Gantungkan Harapan pada Herbal

Pengobatan herbal semakin menjadi pilihan. Terbukti dengan maraknya industri obat berbasis herbal di dalam maupun luar negeri. Walaupun harga produknya relatif tinggi, tetap dicari masyarakat.

Terkadang perubahan lingkungan tidak hanya memberikan dampak negatif bagi kerusakan alam tetapi juga mempengaruhi kesehatan manusia. Kanker salah satu contohnya. Jumlah penderita kanker semakin bertambah seiring dengan perubahan gaya hidup dan banyaknya bahan karsinogenik di sekitar kita. Saat ini, menurut Ali Ghufron Mukti, Wakil Menteri Kesehatan, kanker menjadi penyebab kematian kedua terbesar di Indonesia setelah jantung koroner. Bukan rahasia lagi, jika seseorang telah divonis menderita kanker, harapan hidupnya semakin tipis. 

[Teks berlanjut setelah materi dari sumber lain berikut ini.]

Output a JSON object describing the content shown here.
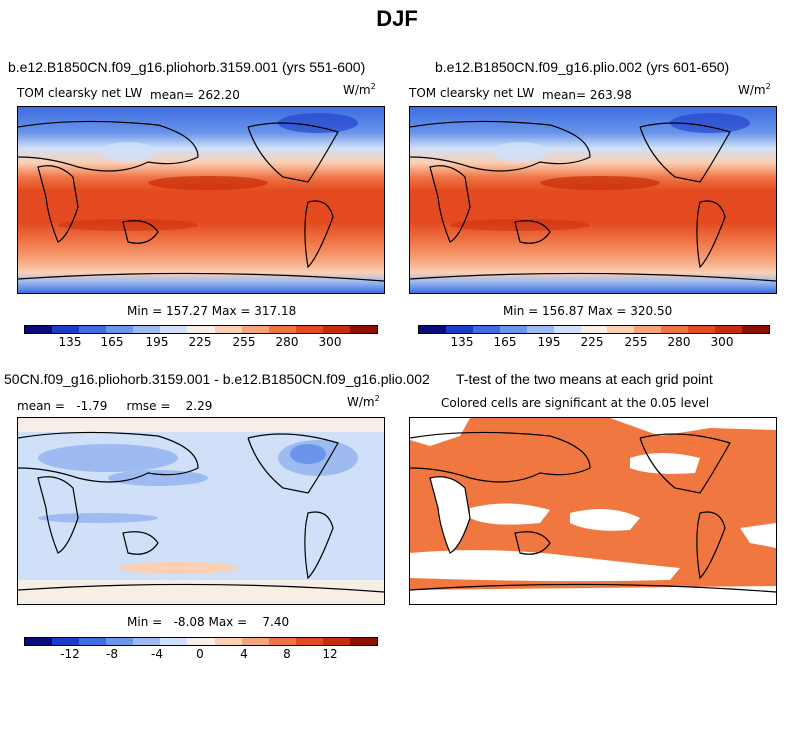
{
  "page": {
    "title": "DJF"
  },
  "panels": [
    {
      "title": "b.e12.B1850CN.f09_g16.pliohorb.3159.001 (yrs 551-600)",
      "left_label": "TOM clearsky net LW",
      "mean_label": "mean= 262.20",
      "units_base": "W/m",
      "units_exp": "2",
      "minmax": "Min = 157.27 Max = 317.18"
    },
    {
      "title": "b.e12.B1850CN.f09_g16.plio.002 (yrs 601-650)",
      "left_label": "TOM clearsky net LW",
      "mean_label": "mean= 263.98",
      "units_base": "W/m",
      "units_exp": "2",
      "minmax": "Min = 156.87 Max = 320.50"
    },
    {
      "title": "50CN.f09_g16.pliohorb.3159.001 - b.e12.B1850CN.f09_g16.plio.002",
      "left_label": "mean =   -1.79     rmse =    2.29",
      "units_base": "W/m",
      "units_exp": "2",
      "minmax": "Min =   -8.08 Max =    7.40"
    },
    {
      "title": "T-test of the two means at each grid point",
      "subtitle": "Colored cells are significant at the 0.05 level"
    }
  ],
  "colors": {
    "abs_scale": [
      "#0a0a7a",
      "#1a3cc8",
      "#3d6de0",
      "#6b95ea",
      "#9dbbf1",
      "#cfe0f8",
      "#f7eee6",
      "#fbcfb3",
      "#f6a27a",
      "#ef7445",
      "#e34a1f",
      "#c82c0c",
      "#8c0f04"
    ],
    "diff_scale": [
      "#0a0a7a",
      "#1a3cc8",
      "#3d6de0",
      "#6b95ea",
      "#9dbbf1",
      "#cfe0f8",
      "#f7eee6",
      "#fbcfb3",
      "#f6a27a",
      "#ef7445",
      "#e34a1f",
      "#c82c0c",
      "#8c0f04"
    ],
    "significant": "#f07840"
  },
  "chart_data": [
    {
      "type": "heatmap",
      "title": "b.e12.B1850CN.f09_g16.pliohorb.3159.001 (yrs 551-600)",
      "variable": "TOM clearsky net LW",
      "units": "W/m^2",
      "mean": 262.2,
      "min": 157.27,
      "max": 317.18,
      "legend_ticks": [
        135,
        165,
        195,
        225,
        255,
        280,
        300
      ]
    },
    {
      "type": "heatmap",
      "title": "b.e12.B1850CN.f09_g16.plio.002 (yrs 601-650)",
      "variable": "TOM clearsky net LW",
      "units": "W/m^2",
      "mean": 263.98,
      "min": 156.87,
      "max": 320.5,
      "legend_ticks": [
        135,
        165,
        195,
        225,
        255,
        280,
        300
      ]
    },
    {
      "type": "heatmap",
      "title": "50CN.f09_g16.pliohorb.3159.001 - b.e12.B1850CN.f09_g16.plio.002",
      "units": "W/m^2",
      "mean": -1.79,
      "rmse": 2.29,
      "min": -8.08,
      "max": 7.4,
      "legend_ticks": [
        -12,
        -8,
        -4,
        0,
        4,
        8,
        12
      ]
    },
    {
      "type": "heatmap",
      "title": "T-test of the two means at each grid point",
      "note": "Colored cells are significant at the 0.05 level"
    }
  ]
}
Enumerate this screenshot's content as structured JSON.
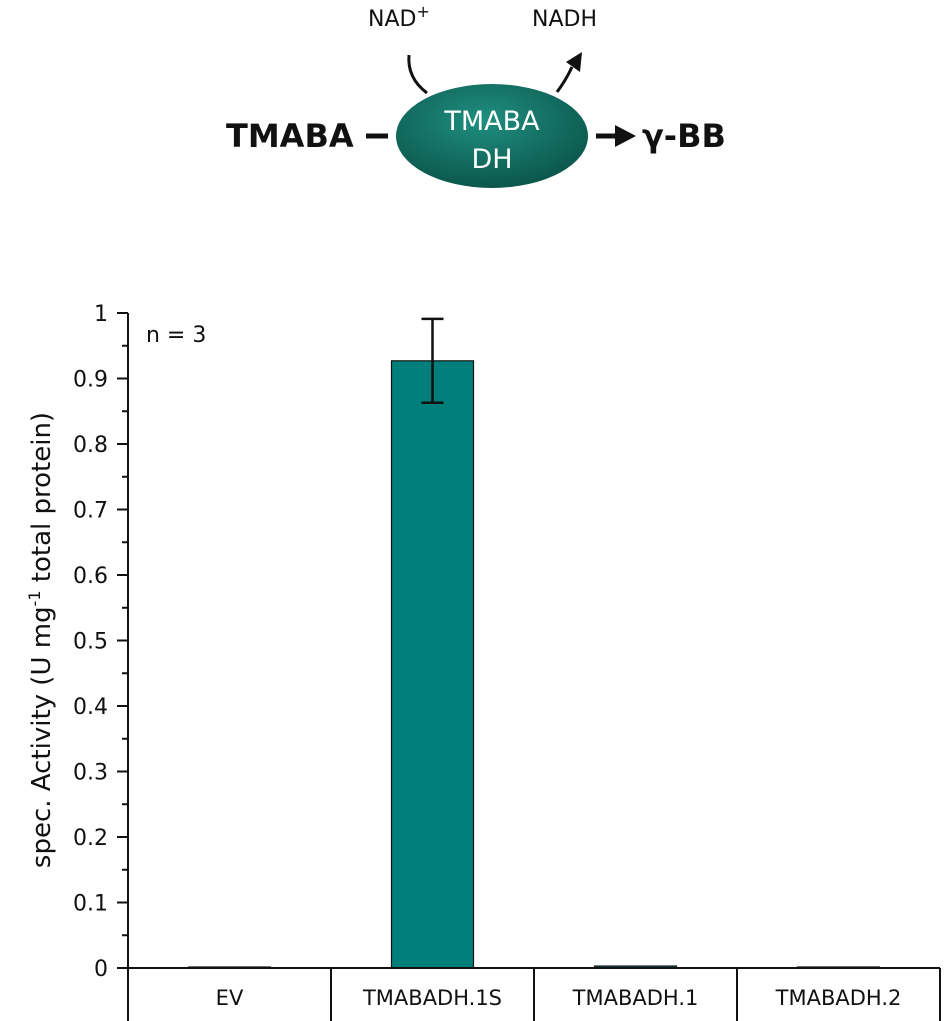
{
  "scheme": {
    "substrate": "TMABA",
    "product": "γ-BB",
    "enzyme_line1": "TMABA",
    "enzyme_line2": "DH",
    "cofactor_in": "NAD",
    "cofactor_in_sup": "+",
    "cofactor_out": "NADH",
    "enzyme_color": "#0e6e62"
  },
  "chart_data": {
    "type": "bar",
    "categories": [
      "EV",
      "TMABADH.1S",
      "TMABADH.1",
      "TMABADH.2"
    ],
    "series": [
      {
        "values": [
          0.0,
          0.927,
          0.003,
          0.001
        ],
        "errors": [
          0.0,
          0.064,
          0.0,
          0.0
        ],
        "color": "#007f7b"
      }
    ],
    "ylabel_prefix": "spec. Activity (U mg",
    "ylabel_sup": "-1",
    "ylabel_suffix": " total protein)",
    "ylim": [
      0,
      1
    ],
    "yticks": [
      0,
      0.1,
      0.2,
      0.3,
      0.4,
      0.5,
      0.6,
      0.7,
      0.8,
      0.9,
      1
    ],
    "ytick_labels": [
      "0",
      "0.1",
      "0.2",
      "0.3",
      "0.4",
      "0.5",
      "0.6",
      "0.7",
      "0.8",
      "0.9",
      "1"
    ],
    "annotation": "n = 3",
    "grid": false
  }
}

Pengobatan yang dilakukan seperti kemoterapi, bukan hanya menghancurkan sel kanker, tapi juga sel-sel yang sehat. Efek samping negatif pun banyak terjadi, seperti kerontokan rambut, kerusakan kulit, hingga rasa mual berlebihan. Dalam presentasinya pada Seminar Nasional Herbal untuk Terapi Kanker: Perkembangan Terkini dan Prospek, Drs. Oswald Tampubolon, Apt., Direktur Utama PT Asindo Husada Bhakti, menyampaikan, bahan kimia bersifat tajam dan reaktif atau mempunyai spektrum yang sempit. Artinya, dengan indikasi formula yang terbatas, obat kimia yang berfungsi melawan penyakit dalam tubuh juga harus berhadapan dengan reaksi-reaksi dalam tubuh yang sangat kompleks. “Bahan kimia sintetis bukanlah bahan yang benar-benar cocok untuk tubuh. Hanya saja, keberadaan aksi bahan kimia ini dapat ditoleransi oleh tubuh. Selain itu, banyak penyakit yang belum jelas apa obatnya, diberikan obat kimiawi sehingga obat yang dikonsumsi adalah obat yang bersifat simptomatis (mengobati gejala),” papar Oswald.